Depois de três horas de ônibus estava de volta ao velho sitio da minha avó. As coisas mudaram muito, mas ela continua a mesma: forte e sábia, mais sábia do que nunca. Não me pegou no colo, é verdade, mas também não tenho mais três anos.

Três décadas se passaram, ela está mais grisalha. É o tempo, pondo umidade nas paredes e cabelos brancos nos homens (já disse o poeta). Ela esta só, irremediavelmente só. O companheiro de tantos anos e tantas lutas ficou no caminho. Sempre os invejei, sempre procurei nos meus romances essa eternidade do enquanto dure. Meus avós conseguiram. Nos momentos mais difíceis, se fortaleceram, nas crises se uniram mais, nas maiores dificuldades sempre prevaleceu o respeito e o compromisso, quando faltou grana sobrou compreensão. Mas agora é só ela.

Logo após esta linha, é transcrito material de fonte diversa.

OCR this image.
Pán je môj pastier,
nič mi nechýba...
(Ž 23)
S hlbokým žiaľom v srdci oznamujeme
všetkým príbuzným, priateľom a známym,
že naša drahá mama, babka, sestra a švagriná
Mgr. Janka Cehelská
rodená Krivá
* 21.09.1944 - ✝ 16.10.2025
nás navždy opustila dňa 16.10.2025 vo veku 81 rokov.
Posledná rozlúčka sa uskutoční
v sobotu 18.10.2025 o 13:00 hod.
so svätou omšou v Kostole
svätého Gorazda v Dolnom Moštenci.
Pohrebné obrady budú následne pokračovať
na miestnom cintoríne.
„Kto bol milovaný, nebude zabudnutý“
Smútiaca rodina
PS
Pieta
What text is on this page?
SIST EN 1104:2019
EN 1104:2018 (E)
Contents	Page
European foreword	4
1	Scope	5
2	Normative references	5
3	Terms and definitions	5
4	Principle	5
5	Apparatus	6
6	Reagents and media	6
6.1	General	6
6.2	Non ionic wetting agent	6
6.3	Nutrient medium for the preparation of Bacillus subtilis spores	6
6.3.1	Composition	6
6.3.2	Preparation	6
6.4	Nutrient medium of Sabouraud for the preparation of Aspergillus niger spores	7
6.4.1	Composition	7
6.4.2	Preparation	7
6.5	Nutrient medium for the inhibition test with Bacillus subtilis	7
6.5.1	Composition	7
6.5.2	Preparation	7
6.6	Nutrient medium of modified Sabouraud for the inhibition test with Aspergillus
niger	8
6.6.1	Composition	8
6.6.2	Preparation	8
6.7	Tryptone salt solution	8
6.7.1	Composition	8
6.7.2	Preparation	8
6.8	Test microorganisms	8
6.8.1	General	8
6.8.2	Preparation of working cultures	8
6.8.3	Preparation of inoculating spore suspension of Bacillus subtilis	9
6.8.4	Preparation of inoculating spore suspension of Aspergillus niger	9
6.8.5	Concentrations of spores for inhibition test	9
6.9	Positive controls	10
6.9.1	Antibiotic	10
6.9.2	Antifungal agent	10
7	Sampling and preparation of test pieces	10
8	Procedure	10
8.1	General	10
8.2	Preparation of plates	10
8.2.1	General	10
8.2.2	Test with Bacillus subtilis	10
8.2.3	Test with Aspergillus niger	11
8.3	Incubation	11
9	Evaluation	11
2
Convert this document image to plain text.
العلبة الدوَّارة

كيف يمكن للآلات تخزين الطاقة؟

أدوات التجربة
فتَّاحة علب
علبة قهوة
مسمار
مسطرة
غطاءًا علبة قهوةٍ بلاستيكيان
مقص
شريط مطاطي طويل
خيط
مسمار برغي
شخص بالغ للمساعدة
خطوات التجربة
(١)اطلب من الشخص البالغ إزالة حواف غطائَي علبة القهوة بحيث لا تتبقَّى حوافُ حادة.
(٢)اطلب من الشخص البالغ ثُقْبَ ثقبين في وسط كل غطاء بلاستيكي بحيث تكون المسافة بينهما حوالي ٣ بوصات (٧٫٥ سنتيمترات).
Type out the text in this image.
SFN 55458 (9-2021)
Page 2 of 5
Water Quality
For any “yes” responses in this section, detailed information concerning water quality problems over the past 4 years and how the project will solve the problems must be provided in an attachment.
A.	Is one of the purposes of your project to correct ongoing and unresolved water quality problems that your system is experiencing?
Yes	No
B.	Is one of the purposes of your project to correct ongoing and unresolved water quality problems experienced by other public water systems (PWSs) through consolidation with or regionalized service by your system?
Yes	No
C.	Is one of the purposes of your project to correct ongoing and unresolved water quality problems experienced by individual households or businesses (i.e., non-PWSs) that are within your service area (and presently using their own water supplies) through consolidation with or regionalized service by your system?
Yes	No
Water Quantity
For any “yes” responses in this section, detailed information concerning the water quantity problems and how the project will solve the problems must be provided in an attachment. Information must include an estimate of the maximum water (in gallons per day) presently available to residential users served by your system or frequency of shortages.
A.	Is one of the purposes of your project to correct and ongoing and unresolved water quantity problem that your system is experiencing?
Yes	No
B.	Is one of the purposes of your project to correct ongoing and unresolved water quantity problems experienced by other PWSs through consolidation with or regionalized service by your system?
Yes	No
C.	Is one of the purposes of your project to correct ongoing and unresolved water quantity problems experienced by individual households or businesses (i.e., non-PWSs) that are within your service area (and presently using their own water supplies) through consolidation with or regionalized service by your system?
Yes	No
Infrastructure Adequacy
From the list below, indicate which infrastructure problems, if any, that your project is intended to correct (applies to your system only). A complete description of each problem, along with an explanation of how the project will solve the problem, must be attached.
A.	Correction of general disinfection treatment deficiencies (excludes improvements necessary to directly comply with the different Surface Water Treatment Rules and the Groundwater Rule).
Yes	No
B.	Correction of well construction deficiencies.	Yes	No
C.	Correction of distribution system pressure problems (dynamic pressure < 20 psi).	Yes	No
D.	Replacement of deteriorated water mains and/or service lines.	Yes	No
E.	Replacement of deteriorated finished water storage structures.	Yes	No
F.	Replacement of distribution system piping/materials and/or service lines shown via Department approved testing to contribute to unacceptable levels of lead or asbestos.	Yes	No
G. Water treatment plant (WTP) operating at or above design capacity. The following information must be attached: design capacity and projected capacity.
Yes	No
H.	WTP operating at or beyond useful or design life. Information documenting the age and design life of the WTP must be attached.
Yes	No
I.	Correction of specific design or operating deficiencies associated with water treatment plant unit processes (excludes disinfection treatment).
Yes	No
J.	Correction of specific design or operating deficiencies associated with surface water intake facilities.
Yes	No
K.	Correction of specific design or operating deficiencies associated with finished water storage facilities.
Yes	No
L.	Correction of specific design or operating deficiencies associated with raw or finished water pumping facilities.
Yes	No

O sitio continua lindo. Nestes campos, não passou a reforma agrária. Talvez nem precisasse. Aqui a agricultura é familiar. A plantação é orgânica. Transgênicos e agrotóxicos são temas distantes deste cotidiano. As folhas e as frutas continuam caindo das arvores na época certa.

Cada palmo deste chão, cada árvore, cada canto deste espaço, são meus na minha imaginação. Vão comigo nos sonhos. Perambulam pelo mundo sem sair daqui. Estão sempre prontos para me receberem, independente do tempo que levou, da saudade que se acumulou.

De manhã o orvalho espalha a umidade no ar, que nos faz sentir mais acordados, mais despertos, mais vivos. E os primeiros raios de sol, nos convidam para o café que vai dar forças para o dia todo. Então quando vem a chuva, o cheiro da terra molhada me alegra e me faz querer jogar bola no campinho das traves de madeira. Estou novamente na minha velha infância.

Nessa infância construída com os pés no chão, fica fácil descobrirmos quem somos, o que queremos, aonde vamos. Somos filhos da Terra, irmanados no compromisso de sobrevivermos ou sucumbirmos juntos.

E a noite, quando o mundo parece mais longe e o grilo canta mais perto, um certo aperto no coração me faz lembrar da Cidade Grande. Das misérias que o homem faz com o próprio homem. Dos filhotes dos homens que dormirão nas calçadas. Dos pais de família que não dormirão até que um novo sol os chamem para luta.

O sítio é bastião contra as humanas dores do cotidiano. É fortaleza indevassável, esperança que o futuro e o progresso possam vicejar. Redenção das agruras da Cidade Grande.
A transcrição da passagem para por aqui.